Figure 7.. NFAT Is Required for the Cha^ts2-Induced Increase in K_v4/Shal Protein and mRNA

(A) Left: representative immunoblots and quantitative analyses for CD8/CD2-GFP expression in elav-Gal4>>LexAop-CD8-GFP/+;UAS-mLexA-VP16-NFAT,LexAop-CD2-GFP/+ (elav>>CaLexA) and elav-Gal4>>LexAop-CD8-GFP/+;UAS-mLexA-VP16-NFAT,LexAop-CD2-GFP/Cha^ts2 (elav>>CaLexA/Cha^ts2) flies subjected to 0/0 and 3/0 HT protocols (HT/R; hours at 30ºC/h of recovery at 18ºC), as indicated.

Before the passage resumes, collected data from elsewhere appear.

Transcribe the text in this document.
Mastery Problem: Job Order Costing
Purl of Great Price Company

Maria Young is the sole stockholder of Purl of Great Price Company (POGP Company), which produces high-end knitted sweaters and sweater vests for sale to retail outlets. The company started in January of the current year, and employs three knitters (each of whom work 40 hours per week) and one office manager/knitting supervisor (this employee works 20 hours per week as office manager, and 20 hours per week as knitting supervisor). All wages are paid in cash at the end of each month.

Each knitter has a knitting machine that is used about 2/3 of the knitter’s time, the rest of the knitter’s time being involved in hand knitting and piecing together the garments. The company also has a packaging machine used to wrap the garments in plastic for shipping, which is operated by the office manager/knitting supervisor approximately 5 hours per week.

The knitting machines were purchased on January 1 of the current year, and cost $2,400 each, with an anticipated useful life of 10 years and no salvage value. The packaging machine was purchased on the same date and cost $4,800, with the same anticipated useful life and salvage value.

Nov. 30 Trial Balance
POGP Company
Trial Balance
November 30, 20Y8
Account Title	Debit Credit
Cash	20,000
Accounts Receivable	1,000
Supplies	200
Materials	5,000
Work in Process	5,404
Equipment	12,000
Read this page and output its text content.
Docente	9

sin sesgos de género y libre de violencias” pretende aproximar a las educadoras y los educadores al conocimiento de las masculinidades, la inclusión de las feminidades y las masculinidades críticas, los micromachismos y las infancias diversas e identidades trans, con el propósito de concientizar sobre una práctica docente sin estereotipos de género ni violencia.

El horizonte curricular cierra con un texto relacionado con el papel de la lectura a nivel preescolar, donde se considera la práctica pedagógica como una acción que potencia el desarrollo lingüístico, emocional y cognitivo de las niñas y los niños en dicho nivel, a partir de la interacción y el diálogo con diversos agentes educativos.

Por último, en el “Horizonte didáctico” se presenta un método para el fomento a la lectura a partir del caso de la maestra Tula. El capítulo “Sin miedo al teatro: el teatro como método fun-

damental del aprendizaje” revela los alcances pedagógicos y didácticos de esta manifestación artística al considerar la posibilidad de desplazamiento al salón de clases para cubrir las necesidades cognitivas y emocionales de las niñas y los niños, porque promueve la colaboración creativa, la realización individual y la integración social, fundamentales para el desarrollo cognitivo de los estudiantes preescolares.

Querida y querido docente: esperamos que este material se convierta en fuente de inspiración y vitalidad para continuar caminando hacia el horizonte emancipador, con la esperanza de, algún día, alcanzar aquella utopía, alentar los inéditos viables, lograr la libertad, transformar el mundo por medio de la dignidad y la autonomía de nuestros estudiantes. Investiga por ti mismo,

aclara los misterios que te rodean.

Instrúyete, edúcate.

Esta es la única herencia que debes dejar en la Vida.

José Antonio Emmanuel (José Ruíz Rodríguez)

Anti-GFP signals were normalized to anti-syntaxin (syn) signals as a loading control, then normalized to control (0/0) samples on the same immunoblots; N = 11–12 samples for elav>>CaLexA, N = 18 for elav>>CaLexA/Cha^ts2. Note that the CD8/2-GFP levels responding to activation of the CaLexA reporter are elevated with HT of Cha^ts2. Right: representative immunoblots and quantitative analyses for CD8/CD2-GFP expression in heads from elav-Gal4;tub-GAL80^ts>>UAS-mLexA-VP16-NFAT,LexAop-CD2-GFP/UAS-Dα7-EGFP; LexAop-CD8-GFP/+ flies were grown at 18ºC, then either not HT (−HT) or HT at 30ºC for 24 h (+HT). Quantification of GFP, normalized to anti-syntaxin, was performed as described above; N = 12–14 samples. Data are presented as mean +/− SEM. Note that the CD8/2-GFP levels responding to activation of the CaLexA reporter are elevated with HT to induce overexpression of Dα7-EGFP. (B–E) Shown are representative immunoblots and quantitative analysis of relative K_v4/Shal protein levels (left) and qRT-PCR analyses for K_v4/Shal mRNA, expressed as fold-change (right) comparing (B) WT and NFAT^Δab mutants and (C) NFAT^Δab mutants and NFAT^Δab;;Cha^ts2/+, (D) NFAT^Δa and NFAT^Δa;;Cha^ts2/+, and (E) NFAT^Δb and NFAT^Δb;;Cha^ts2/+ lines, subjected to HT/R (hours at 30ºC/h of recovery at 18ºC) protocols, as indicated. All immunoblots were run with five heads per lane. Anti-K_v4/Shal or anti-GFP band intensities were normalized to those of anti-syntaxin (syn), which was used as a loading control; for each condition; N = 15–25; data are represented as mean ± SEM For qRT-PCR, data are presented as mean fold-change ± SEM (means are from N = 9–14 independent RNA extraction and qRT-PCR); note that fold-changes are calculated in comparison to the corresponding 0/0 condition shown. *p < 0.05, Student’s t test.